PD Dr. Birgit Heise

PD Dr. Birgit Heise

Wiss. Mitarbeiterin

Musikwissenschaft (Musikgeschichte 19. - 21. Jahrhundert)
Städt. Kaufhaus
Neumarkt 9, Raum 315
04109 Leipzig

Telefon: +49 341 97-30457
Telefax: +49 341 97-30459

Kurzprofil

Am musikwissenschaftlichen Intitut bin ich mit Forschung und Lehre sowie als Studienfachberaterin und Master-Beauftragte fest integriert. Von 1992 bis 2018 war ich als Kustodin am Musikinstrumentenmuseum der Universität Leipzig tätig. Sammlungskataloge ("Idiophone und Membranophone" 2002) sowie Sonderausstellungen mit Katalogen (zur Deutschen Posaune 2010, zum Instrumentarium R. Wagners 2013, zu Musikautomaten 2017) prägten jene Jahre ebenso wie regelmäßige Lehre. Aus dieser Zeit resultieren meine Schwerpunktthemen: Instrumentenkunde und Akustik sowie Leipziger Musikgeschichte, Aufführungspraxis, Musik früher Kulturen, außereuropäische Musikinstrumente und Museumswesen. Nach meiner Habilitation zu "Leipzig als Zentrum der Musikautomatenproduktion 1880 bis 1930" bin ich an dieses Institut gewechselt.

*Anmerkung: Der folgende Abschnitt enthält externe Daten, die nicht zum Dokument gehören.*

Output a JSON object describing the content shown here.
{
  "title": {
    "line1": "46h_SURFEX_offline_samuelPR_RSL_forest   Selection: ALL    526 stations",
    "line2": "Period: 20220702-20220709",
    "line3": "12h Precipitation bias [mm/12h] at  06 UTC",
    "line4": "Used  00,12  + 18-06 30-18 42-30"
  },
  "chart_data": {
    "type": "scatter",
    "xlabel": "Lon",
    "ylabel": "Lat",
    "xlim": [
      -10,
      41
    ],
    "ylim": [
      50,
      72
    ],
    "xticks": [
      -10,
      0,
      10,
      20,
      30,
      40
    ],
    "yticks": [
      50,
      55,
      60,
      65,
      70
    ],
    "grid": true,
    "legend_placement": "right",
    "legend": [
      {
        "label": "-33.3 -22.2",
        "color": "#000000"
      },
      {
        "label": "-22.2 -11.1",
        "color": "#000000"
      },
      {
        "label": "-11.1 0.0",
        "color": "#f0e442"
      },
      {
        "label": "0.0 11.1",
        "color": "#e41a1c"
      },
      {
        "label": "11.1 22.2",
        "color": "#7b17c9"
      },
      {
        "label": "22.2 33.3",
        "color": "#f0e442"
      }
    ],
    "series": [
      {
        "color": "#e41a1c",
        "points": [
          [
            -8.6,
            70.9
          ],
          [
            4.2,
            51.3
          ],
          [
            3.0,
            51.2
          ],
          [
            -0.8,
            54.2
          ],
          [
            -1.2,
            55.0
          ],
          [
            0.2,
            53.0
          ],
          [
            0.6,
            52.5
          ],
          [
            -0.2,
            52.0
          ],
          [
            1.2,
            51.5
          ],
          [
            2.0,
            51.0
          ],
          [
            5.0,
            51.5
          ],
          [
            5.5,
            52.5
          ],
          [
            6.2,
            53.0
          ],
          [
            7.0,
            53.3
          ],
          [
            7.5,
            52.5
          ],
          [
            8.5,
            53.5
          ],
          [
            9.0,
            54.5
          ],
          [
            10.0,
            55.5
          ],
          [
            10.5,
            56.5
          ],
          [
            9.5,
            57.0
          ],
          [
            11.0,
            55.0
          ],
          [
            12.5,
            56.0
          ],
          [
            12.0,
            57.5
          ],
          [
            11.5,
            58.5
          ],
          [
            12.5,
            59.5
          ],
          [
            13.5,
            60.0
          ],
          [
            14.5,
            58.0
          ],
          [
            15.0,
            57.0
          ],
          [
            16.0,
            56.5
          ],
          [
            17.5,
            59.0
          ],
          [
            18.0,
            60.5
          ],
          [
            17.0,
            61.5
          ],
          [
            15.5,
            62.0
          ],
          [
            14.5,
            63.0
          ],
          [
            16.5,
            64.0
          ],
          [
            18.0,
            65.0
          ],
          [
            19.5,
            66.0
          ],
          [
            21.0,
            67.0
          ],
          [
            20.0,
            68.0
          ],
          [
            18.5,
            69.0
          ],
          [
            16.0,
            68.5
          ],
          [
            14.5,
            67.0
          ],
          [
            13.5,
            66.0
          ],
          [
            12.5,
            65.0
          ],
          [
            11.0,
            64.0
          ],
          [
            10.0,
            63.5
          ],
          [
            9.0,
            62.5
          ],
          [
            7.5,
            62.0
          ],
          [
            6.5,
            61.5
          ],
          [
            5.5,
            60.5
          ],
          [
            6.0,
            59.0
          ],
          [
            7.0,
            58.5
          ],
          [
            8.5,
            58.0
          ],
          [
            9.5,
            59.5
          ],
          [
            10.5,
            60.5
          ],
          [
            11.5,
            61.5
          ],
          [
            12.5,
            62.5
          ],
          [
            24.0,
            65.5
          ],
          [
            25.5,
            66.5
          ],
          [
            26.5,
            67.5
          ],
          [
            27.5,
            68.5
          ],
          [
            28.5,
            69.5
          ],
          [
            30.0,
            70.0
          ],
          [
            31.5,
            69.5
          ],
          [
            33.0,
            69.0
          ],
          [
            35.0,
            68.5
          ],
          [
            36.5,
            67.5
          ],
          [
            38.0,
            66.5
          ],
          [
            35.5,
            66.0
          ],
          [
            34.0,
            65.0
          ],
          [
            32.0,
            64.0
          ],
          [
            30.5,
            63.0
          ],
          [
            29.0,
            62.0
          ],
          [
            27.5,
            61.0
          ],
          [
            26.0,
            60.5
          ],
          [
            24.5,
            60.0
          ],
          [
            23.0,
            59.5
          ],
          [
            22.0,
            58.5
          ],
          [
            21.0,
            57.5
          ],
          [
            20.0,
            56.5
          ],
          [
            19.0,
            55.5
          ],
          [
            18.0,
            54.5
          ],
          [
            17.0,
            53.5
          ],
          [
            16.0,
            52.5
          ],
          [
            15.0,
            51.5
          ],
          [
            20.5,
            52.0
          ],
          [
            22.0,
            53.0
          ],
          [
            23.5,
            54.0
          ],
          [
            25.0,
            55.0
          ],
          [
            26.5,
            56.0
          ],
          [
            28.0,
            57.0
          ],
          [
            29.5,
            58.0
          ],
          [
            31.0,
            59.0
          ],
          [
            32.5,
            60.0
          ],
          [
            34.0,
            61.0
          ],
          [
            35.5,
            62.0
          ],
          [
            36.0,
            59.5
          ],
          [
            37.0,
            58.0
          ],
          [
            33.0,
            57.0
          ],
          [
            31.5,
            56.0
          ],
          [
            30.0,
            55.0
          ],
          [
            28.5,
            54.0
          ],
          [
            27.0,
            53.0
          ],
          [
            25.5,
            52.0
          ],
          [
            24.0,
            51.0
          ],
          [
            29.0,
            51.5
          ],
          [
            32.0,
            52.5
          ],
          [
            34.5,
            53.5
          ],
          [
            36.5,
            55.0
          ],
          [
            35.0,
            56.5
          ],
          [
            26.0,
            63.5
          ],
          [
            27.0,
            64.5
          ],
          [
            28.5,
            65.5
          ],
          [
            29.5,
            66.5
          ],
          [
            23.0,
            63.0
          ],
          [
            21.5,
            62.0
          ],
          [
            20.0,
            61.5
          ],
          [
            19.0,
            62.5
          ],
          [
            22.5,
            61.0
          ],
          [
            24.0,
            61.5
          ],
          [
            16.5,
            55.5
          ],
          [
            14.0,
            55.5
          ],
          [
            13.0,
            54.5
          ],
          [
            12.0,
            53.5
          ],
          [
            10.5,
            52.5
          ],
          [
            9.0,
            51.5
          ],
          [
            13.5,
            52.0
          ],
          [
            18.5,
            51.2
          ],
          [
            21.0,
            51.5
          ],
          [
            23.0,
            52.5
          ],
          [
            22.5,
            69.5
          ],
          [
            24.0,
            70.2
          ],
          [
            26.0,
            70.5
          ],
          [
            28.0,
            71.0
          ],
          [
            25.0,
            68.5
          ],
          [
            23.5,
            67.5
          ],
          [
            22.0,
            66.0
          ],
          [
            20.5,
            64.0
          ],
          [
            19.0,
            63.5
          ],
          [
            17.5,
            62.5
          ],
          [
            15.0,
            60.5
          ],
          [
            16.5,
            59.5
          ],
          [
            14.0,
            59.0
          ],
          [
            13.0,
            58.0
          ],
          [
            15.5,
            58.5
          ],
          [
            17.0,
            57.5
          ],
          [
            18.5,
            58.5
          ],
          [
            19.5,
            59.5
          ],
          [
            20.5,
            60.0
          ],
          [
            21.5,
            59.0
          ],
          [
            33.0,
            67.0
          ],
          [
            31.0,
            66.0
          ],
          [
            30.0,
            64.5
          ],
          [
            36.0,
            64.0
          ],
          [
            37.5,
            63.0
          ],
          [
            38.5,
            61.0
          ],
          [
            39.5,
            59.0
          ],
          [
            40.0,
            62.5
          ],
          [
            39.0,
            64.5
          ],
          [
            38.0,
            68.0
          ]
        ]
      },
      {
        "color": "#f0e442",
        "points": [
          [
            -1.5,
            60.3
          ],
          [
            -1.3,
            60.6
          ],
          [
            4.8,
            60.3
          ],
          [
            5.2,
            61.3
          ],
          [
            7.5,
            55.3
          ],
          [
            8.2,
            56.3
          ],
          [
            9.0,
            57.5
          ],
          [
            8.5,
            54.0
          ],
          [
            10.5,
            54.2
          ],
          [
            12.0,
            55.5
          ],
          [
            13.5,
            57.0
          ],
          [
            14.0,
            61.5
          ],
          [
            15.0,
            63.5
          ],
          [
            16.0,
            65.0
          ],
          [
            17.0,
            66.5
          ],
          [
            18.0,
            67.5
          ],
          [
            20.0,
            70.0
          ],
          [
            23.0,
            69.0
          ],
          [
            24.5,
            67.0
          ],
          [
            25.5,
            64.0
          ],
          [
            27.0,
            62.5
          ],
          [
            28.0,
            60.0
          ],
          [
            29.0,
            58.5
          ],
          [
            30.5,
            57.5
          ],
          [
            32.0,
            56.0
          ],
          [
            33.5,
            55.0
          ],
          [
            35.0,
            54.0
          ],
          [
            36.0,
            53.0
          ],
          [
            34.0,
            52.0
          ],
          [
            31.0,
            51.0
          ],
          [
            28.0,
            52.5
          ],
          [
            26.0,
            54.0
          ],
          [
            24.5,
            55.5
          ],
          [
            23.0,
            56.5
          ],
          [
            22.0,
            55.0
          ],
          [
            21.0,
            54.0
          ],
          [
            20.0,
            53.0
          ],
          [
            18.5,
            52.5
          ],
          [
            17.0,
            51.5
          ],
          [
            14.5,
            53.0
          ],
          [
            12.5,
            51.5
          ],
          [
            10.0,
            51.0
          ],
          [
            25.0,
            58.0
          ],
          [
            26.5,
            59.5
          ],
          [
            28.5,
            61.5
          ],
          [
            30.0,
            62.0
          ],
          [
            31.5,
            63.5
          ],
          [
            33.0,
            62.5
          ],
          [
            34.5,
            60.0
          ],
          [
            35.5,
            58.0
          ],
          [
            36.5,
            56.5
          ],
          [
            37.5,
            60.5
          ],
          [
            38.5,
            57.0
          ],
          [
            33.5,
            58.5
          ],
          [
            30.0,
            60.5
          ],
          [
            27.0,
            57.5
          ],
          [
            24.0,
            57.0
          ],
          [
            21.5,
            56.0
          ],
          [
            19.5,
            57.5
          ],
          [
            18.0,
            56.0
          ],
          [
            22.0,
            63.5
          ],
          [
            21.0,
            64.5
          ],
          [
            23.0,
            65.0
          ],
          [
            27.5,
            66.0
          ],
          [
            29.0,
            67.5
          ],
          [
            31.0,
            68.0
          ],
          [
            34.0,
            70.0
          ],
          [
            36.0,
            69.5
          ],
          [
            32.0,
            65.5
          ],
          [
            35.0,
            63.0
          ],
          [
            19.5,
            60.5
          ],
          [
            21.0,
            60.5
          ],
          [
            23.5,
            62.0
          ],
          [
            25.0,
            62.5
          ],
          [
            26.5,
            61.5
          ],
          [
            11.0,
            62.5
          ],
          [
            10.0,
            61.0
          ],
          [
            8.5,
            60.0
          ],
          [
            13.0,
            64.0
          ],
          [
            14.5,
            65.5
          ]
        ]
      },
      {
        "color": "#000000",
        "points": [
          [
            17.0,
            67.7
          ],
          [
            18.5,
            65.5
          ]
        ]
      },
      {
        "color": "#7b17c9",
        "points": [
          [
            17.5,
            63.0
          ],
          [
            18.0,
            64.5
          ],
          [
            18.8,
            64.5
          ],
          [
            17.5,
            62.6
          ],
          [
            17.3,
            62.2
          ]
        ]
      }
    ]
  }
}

Seit 2016 bin ich Mitglied der Strukturkommission für Germanistik, Kunst- und Musikwissenschaft der Sächsischen Akademie der Wissenschaften.


Berufliche Laufbahn

  • 02/1993 - 04/2018
    Anstellung als Kustodin am Museum für Musikinstrumente der Universität Leipzig; Lehrtätigkeit zu Instrumentenkunde und Akustik.
  • seit 04/2018
    wissenschaftliche Mitarbeiterin am Institut für Musikwissenschaft der Universität Leipzig

Ausbildung

  • 08/1983 - 07/1988
    Studium Musikwissenschaft und Kunstgeschichte an der Martin-Luther-Universität Halle-Wittenberg; Diplom
  • 08/1988 - 07/1992
    Forschungsstipendium in Halle für Promotion; Dissertation über „Darstellungen von Musikinstrumenten und musizierenden Personen in und an sächsischen Kirchen von 1230-1600“

Die Beschäftigung mit Musikinstrumenten prägt meinen wissenschaftliches Profil seit Anbeginn. In der umfangreichen Leipziger Musikinstrumentensammlung konnte ich mehrere Teilbestände erschließen und katalogisieren (Idiophone, Membranophone, außereuropäische Instrumente, Posaunen, mechanische Instrumente). Darüber hinaus interessieren mich gleichermaßen die Aufführungspraxis und Instrumentation, insbesondere zu erkennen an meiner 2013 erfolgten Ausstellung mit Katalog zu Richard Wagners Klangfarben und Sonderwünschen ("Goldene Klänge im mystischen Grund"). Im Zusammenhang mit der Akustik habe ich mich mit E.F.Chladni und dessen Friktionsinstrumenten näher befasst (siehe Publikationsliste).

Seit 10 Jahren stehen selbstspielende Instrumente und deren historische Tonträger im Fokus meiner Forschungsaktivität. Sie stellte auch das Thema meiner Habilitationsschrift dar. Derzeit erfolgt die Aufarbeitung des riesigen Archivbestandes zur Firma Ludwig Hupfeld mit hunderten Dokumenten namhafter Pianisten.

Zudem befasse ich mich auf dem Gebiet der Musikikonographie mit Zeugnissen der Musikausübung an historischen Gebäuden sowie mit ur- und frühgeschichtlichen Instrumentenfunden in Mitteldeutschland.

In den Lehrveranstaltungen ist mir das Zusammenspiel von Theorie und Praxis wichtig. Zu den ständigen Angeboten zählen daher "Akustische Experimente im Soundstudio"; hier werden in Kleingruppen Klänge aufgenommen und analysiert sowie der Synthesizer u.a. Instrumente kennen gelernt. In Archivseminaren sowie bei Museumsbesuchen können Fertigkeiten im Umgang mit jenen Institutionen geübt werden. Studierende befassen sich ganz praktisch z.B. mit Besucherbefragungen an der Notenspur oder wie eine Führung funktioniert.

Zu meinen ständig angebotenen Themen gehören außerdem Seminare zur Musikpsychologie. In Zusammenarbeit mit dem Max-Planck-Institut Leipzig werden Fragen über die Wirkung von Musik auf den Hörer oder z.B. psychoakustische Phänomene genauer untersucht.

An der Martin-Luther-Universität Halle biete ich Lehrveranstaltungen im Händelhaus zu den Themen Instrumentenkunde und Akustik.